This week, the arbitrator involved in contract negotiations between the Kenai Peninsula Borough School District and the Kenai Peninsula Education Association and the Kenai Peninsula Education Support Association released his report, including his recommendations on contractual issues that had been sticking points for more than a year.
In a nutshell, arbitrator Gary Axon found valid points in both sides’ positions, as well as some not so valid points, and his recommendations in most places seek to split the difference. While there may be items in his recommendations that can be nitpicked, we wholeheartedly agree with the recommendation made in his conclusion — that it is in everyone’s best interests that the district and associations close a contract without further delay.
Certainly, both sides have the right to hold out for the best deal possible. But after well over a year at the bargaining table, it is clear that neither side is going to walk away entirely thrilled with the deal. Such is the nature of collective bargaining in uncertain financial times.
That uncertainty is something mentioned by Axon a number of times throughout his report. The arbitrator noted, for example, that he recommended a three-year agreement rather than the four-year deal proposed by the district because it was too long in a time of “economic flux.”
On health care, the arbitrator acknowledges the district’s need to reduce health care costs as the current plan is unsustainable, but found the district’s proposal goes too far, too fast in shifting costs to employees, particularly when proposed raises are minimal.
Likewise on salary and wage issues, the arbitrator rejected the associations’ suggested use of the general fund balance — the district’s savings account — to continue to cover the costs of raises and other expenditures. The recommendation to adopt the district’s proposal — some changes — was made to give the district some “breathing room to adjust to the rapidly changing economic picture in Alaska, as illustrated by Governor Walker’s veto of the education budget bill.”
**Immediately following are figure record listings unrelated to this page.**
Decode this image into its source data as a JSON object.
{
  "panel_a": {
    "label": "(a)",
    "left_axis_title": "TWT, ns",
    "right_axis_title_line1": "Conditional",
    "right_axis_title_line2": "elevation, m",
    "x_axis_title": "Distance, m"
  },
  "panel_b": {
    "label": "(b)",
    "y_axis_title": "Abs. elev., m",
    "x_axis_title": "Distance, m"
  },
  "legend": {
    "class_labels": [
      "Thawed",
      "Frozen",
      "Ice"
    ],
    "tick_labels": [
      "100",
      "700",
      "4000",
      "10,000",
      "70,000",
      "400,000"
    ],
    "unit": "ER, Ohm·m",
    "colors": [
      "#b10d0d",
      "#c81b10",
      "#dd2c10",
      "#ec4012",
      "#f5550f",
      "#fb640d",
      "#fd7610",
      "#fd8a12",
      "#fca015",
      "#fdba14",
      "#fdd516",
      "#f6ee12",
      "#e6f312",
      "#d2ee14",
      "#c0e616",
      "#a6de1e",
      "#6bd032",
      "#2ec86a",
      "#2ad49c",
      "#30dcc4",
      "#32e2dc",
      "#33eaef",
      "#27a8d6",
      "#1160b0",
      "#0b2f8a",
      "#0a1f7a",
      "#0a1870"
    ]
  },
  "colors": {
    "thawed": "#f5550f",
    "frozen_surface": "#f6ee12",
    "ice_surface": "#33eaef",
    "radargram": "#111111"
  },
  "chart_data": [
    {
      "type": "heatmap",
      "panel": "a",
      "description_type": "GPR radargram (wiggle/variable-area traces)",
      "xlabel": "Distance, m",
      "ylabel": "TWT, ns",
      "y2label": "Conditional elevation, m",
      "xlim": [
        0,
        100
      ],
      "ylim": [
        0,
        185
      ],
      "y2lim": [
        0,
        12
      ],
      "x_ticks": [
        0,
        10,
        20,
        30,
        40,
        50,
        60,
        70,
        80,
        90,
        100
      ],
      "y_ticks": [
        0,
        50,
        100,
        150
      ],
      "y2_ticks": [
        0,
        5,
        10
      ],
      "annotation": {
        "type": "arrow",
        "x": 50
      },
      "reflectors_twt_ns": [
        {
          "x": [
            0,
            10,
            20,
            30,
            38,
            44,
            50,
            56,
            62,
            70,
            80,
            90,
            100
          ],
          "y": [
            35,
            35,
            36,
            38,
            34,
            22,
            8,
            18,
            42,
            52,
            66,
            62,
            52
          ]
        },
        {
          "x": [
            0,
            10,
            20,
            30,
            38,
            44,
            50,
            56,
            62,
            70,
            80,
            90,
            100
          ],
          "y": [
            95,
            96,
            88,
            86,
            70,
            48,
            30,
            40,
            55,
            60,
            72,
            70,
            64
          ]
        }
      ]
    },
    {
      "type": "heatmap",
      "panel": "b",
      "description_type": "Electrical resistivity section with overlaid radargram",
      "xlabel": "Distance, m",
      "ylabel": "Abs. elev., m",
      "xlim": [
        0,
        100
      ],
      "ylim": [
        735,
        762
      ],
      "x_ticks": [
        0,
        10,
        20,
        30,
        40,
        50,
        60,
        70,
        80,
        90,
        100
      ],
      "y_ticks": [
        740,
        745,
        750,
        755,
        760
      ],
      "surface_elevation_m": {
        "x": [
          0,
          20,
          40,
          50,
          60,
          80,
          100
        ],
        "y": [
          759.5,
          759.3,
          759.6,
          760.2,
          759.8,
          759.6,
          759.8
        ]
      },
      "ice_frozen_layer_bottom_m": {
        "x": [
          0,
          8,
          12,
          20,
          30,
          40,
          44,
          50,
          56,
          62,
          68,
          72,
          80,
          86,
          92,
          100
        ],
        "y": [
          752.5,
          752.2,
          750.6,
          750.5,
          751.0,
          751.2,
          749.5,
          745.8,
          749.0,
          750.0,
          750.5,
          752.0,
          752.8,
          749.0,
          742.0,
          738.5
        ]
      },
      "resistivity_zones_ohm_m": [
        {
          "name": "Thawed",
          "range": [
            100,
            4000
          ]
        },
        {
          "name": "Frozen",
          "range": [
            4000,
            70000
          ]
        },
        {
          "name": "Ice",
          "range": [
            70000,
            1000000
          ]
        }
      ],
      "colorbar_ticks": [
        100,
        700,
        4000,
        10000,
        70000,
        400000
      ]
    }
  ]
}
Teachers and support staff already are into their second school year working under the status quo from the previous agreement, which expired at the end of the school year in 2015. With so much of Alaska’s fiscal situation uncertain, it would make sense for the school district and its employees to create some certainty at the local level with a new agreement.
As we said, when money is tight, it’s hard for anyone to walk away from the bargaining table entirely satisfied. But at this point, the arbitrator’s recommendations represent reasonable solutions to disputes that school district and employee association negotiators have not been able to solve themselves.